I’ll give you an example.  I’ve worked as a tour guide in at least three different museums in the course of my life.  Two were aviation museums.  It is unusual, but not unknown, for adults to look at an airplane and say something on the order of: “Now…that long thing coming out of the thing in the middle…ah…is that the wing?”

It’s extraordinarily difficult for me to realize it’s possible not to know something so wholly fundamental and elementary.  But therein lies a caution on writing the aviation story:  even someone who has wings in their heart begins without any other knowledge.  I have seen the knowledge of that love dawn in a child’s eyes, looking at a particular airplane, and I have told their parents, be careful, because airplanes are like malaria, the disease might go into remission but it never, ever leaves you.  And I have seen people who look at an airplane, from something as beautiful as a Supermarine Spitfire or as historically significant as a Douglas DC-3, and scratch their heads, and visibly if nonverbally wonder what the hell the fuss is all about.

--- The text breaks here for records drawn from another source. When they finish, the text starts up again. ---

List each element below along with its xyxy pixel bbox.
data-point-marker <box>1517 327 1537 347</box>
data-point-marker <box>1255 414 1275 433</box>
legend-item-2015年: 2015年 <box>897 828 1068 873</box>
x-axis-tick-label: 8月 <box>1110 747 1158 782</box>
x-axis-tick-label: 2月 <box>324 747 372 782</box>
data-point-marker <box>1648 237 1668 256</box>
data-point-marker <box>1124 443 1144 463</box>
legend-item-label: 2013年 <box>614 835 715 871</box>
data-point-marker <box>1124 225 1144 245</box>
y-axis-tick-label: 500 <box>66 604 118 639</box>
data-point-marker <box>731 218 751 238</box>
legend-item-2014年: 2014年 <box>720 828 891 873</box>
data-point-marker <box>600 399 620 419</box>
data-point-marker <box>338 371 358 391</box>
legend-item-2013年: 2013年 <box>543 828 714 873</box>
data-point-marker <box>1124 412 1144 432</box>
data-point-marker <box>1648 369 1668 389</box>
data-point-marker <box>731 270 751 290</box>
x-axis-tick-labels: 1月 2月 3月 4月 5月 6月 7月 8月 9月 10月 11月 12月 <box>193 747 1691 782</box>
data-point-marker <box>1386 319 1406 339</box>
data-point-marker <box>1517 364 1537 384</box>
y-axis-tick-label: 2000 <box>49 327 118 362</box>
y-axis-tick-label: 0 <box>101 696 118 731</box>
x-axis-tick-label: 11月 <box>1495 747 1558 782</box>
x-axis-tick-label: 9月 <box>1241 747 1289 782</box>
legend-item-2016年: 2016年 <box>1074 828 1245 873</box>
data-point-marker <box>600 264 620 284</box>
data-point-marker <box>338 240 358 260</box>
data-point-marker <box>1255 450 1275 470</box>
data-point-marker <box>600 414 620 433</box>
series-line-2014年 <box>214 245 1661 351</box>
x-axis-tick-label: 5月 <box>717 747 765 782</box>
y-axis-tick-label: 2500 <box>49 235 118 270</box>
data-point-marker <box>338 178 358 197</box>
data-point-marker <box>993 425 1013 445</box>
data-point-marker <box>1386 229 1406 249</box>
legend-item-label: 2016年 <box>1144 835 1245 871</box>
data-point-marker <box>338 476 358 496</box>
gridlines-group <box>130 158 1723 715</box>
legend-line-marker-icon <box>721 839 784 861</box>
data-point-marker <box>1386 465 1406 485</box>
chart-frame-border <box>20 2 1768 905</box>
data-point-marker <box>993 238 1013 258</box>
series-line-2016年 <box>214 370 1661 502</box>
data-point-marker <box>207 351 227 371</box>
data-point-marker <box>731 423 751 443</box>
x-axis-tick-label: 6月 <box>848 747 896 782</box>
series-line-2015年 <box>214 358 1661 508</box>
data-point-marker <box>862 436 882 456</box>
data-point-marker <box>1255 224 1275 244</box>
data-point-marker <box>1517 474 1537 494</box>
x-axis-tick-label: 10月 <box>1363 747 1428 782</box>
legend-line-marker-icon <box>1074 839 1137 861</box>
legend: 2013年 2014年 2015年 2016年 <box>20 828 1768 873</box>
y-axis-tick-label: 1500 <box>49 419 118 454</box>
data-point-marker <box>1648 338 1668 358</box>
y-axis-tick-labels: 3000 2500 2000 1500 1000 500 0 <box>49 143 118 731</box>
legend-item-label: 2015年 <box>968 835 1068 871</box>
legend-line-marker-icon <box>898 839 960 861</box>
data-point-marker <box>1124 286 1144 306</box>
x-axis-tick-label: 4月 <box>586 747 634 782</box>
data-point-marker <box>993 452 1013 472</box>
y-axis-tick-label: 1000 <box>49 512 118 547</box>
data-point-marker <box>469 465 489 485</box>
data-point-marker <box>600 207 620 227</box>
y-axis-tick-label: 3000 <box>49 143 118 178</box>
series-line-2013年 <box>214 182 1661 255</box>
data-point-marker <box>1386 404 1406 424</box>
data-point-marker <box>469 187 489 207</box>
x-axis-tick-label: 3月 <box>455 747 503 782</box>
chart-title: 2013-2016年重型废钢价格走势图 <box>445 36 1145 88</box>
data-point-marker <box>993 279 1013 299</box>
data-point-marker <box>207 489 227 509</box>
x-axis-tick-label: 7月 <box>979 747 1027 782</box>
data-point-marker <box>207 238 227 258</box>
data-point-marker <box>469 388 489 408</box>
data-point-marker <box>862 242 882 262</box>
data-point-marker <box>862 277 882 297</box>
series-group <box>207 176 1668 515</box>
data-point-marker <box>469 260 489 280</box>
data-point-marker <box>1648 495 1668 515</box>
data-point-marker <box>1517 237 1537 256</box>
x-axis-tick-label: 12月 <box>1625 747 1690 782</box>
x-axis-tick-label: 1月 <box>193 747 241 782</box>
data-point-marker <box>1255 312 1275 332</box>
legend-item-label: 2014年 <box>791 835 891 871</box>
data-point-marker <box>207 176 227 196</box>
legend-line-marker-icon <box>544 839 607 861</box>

Someone at that level of ignorance is probably not going to be your audience, but you can never know that.  But this goes back to the tension raised by level of detail in your story.  In an aviation story, “level of detail” might be directly proportional to the level of the reader’s own knowledge.  The experienced fighter pilot, reading my account of a fictional air battle, might scoff at me for the detail I leave out, where the average reader who just likes airplanes would be thrilled.  So a happy medium may not be available, but therein lies the tension of the question for the writer.

So my conclusion is relatively simple.  In knowing your audience, be very careful to distinguish between the “genre” aspect and the “marketing” aspect of the term.  If you write within a genre you’ve defined your audience, but it may be that that is only the first step.  As illustrated above, each genre has its own audience at varying levels of sophistication, which in itself may raise difficulties for the writer.  As writers we are better able to solve those problems if we know about them.